While each instrument is tuned differently, there are techniques you can use on any of them that help you tune. Tuning an instrument the first time can be frightening. You may think you’re going to break a string. It helps to have someone experienced assist and get the instrument close.
Warning: Strings Break
When tuning, strings may break. Don’t keep your face down where it can get scratched by the broken wire.
Play Loud When Tuning
Many people play quietly when tuning. I think the string sounds different at different volumes. Pluck each string at least as loud as you’re going to play it when it’s finally tuned up.
Tune Strings Up, not Down
You should get in the habit of tuning up to pitch, not down. If the string is too high, then tune down below the correct note and tune up to the correct pitch slowly. I’ve heard many reasons for this, most of which must be pure superstition, but I do know it works
Tune All Strings Close First
- If the instrument is way out of tune, then don’t bother getting each pitch exact.
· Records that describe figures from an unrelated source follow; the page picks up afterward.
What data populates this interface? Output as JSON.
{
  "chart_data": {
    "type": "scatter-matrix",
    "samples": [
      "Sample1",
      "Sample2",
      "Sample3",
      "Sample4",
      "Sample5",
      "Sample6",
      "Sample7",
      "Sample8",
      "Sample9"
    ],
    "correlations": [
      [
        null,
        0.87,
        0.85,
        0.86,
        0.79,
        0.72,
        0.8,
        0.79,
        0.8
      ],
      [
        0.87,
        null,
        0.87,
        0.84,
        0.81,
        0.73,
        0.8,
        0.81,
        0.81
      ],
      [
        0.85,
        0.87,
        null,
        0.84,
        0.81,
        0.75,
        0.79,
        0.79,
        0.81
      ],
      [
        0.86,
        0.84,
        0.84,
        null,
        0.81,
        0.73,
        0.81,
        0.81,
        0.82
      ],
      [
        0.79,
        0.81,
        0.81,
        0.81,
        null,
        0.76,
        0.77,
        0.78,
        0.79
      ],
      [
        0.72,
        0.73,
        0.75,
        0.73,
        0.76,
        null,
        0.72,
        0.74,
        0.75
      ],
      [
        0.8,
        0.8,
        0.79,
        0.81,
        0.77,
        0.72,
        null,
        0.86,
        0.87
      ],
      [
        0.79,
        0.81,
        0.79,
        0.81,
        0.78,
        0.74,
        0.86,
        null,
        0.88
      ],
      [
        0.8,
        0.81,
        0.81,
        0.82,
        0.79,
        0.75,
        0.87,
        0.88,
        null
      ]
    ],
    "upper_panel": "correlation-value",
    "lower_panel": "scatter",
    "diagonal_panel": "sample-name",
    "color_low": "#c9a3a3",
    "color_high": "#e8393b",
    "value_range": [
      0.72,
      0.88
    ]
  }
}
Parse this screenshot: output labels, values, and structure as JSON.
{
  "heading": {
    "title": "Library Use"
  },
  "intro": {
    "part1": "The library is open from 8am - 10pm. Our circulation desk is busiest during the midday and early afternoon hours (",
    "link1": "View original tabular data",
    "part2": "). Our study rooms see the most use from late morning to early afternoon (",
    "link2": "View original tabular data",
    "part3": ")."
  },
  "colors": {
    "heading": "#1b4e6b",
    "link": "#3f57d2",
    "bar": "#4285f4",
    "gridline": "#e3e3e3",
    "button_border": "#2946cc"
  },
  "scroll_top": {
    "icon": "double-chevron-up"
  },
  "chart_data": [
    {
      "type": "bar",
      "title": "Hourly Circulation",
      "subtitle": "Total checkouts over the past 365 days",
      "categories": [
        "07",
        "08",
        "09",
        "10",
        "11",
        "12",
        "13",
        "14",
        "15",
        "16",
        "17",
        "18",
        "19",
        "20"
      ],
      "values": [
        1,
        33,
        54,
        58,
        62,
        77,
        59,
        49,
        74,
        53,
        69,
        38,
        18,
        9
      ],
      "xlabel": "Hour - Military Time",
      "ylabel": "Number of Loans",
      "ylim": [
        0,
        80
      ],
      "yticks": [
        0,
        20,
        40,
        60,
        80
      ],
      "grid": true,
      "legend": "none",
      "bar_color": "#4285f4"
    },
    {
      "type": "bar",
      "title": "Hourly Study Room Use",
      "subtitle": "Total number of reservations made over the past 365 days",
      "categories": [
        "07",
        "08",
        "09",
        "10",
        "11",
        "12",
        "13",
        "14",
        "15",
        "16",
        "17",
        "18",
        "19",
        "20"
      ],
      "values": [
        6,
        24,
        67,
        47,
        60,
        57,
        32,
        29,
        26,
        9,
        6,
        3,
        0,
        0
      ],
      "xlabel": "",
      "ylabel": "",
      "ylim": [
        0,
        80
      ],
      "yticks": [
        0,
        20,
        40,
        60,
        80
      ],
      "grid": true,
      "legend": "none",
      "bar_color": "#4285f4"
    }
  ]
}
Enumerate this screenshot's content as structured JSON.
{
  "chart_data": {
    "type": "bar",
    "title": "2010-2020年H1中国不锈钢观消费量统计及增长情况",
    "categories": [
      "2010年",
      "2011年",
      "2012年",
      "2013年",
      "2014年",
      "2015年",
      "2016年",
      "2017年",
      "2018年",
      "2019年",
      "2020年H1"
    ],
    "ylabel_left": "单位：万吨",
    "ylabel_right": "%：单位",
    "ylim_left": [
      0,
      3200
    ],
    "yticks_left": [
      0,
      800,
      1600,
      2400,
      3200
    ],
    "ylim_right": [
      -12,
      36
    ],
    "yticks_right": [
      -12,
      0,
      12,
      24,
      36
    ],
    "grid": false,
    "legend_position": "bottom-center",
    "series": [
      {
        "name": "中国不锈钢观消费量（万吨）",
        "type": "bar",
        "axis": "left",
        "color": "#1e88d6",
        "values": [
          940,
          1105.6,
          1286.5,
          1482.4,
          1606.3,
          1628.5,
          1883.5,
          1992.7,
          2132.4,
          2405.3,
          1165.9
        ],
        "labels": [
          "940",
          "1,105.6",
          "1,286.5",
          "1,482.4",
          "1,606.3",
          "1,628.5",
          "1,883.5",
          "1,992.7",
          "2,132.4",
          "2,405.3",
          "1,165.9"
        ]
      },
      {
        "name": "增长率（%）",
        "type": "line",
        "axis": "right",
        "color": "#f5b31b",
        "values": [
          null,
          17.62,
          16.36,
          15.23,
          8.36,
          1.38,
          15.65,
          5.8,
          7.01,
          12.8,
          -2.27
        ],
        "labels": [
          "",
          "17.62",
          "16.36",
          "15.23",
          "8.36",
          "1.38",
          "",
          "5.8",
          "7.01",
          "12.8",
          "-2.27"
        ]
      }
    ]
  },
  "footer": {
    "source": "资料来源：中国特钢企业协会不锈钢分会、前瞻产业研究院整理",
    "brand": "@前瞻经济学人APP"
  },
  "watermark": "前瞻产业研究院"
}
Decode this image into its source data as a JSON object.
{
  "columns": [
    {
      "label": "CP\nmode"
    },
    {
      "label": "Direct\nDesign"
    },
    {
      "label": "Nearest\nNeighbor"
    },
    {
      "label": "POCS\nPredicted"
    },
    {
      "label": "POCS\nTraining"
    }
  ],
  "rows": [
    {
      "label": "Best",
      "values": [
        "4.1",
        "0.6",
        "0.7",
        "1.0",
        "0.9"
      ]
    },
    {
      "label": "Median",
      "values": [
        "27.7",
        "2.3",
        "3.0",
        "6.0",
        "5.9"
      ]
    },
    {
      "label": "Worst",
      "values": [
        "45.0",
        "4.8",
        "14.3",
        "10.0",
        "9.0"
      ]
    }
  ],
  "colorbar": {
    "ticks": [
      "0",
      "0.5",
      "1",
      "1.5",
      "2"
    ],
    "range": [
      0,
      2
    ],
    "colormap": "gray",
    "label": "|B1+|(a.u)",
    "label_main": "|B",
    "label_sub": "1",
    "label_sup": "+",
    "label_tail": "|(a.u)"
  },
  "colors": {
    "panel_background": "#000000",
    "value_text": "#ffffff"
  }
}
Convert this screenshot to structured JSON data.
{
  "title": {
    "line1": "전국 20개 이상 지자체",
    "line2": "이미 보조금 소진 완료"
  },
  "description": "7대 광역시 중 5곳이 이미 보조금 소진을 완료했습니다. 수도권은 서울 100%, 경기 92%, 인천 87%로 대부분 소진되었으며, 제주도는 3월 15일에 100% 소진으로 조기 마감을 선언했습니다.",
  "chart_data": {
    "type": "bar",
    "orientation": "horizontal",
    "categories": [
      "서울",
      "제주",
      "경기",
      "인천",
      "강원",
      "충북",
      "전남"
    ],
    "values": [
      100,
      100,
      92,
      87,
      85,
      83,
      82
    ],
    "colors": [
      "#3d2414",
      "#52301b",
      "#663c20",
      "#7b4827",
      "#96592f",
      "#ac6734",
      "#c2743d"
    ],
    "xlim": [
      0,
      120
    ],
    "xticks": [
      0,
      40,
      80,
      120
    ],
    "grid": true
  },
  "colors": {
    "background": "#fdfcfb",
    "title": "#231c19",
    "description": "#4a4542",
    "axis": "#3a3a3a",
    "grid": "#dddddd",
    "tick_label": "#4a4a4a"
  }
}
- Make one pass to get each string close,
- make a second pass to get them closer, and
- then fine tune the strings to exact pitch on the final pass.
The reason for this is that the strings exert a tremendous amount of stress on the neck.
Tightening a string pulls the neck up tighter and loosens the other strings, making them go flat.
So get them all close, then get them all close again, and then you can spend time getting each string perfect. You’re wasting your time fine-tuning on the first pass. This only applies if the instrument, or at least one string, is way out of tune.